1. https://www.amazon.com/BASEQI-Aluminum-microSD-Adapter-MacBo...
BASEQI worked for me. The model numbers and support matrix are a bit confusing, but I've had it in my M3 for ~5-6 months with only one time the SD card didn't appear to be mounted after a reboot. Zero unintended ejections.
Since the competition can now offer as good battery life as Macs with the introduction of the Snapdragon X, I don't care so much about the bad Apple practices (regarding RAM, SSD, ports).
Performance seems quite poor in Efficiency mode and Efficiency seems quite poor in performance mode. https://www.reddit.com/r/hardware/s/hgwjlsjXIW
Seems like AMD is closer.
tin contacts for an ssd module? it will be funny once oxidation kicks in.
Looks like a hack rather than a bit of sound engineering.
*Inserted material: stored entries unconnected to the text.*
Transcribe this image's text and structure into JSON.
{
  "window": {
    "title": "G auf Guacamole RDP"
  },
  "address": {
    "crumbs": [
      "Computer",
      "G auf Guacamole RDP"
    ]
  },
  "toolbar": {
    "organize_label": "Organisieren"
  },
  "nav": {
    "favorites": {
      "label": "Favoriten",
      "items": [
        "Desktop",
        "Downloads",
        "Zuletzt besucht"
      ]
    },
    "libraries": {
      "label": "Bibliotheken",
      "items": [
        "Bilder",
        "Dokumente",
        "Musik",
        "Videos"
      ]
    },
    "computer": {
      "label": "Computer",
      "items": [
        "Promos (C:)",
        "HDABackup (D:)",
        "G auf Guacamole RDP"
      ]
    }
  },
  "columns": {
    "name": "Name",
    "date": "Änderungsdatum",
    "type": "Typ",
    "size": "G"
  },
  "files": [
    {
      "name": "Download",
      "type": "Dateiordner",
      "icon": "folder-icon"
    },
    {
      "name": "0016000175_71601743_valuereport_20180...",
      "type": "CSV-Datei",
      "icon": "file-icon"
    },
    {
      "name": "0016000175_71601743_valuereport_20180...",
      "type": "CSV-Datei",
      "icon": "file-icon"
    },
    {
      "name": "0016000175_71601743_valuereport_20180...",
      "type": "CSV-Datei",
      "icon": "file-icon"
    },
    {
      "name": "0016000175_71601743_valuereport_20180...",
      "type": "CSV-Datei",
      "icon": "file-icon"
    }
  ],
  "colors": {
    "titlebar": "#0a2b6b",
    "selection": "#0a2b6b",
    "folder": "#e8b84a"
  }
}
From a mechanical perspective it might work for a bit but thermal cycling on that board-board mating will probably kill this dead. You need to make sure that both parts have the same coefficient of thermal expansion. That's a big problem with ceramic substrate BGAs already which have I think around a 5000 cycle lifespan to the point they are moving to plastic ones which are closer.
This succeeds in reducing reliability, nothing more.
I'm not saying these things shouldn't have replaceable SSDs for reference, just this is not the right solution.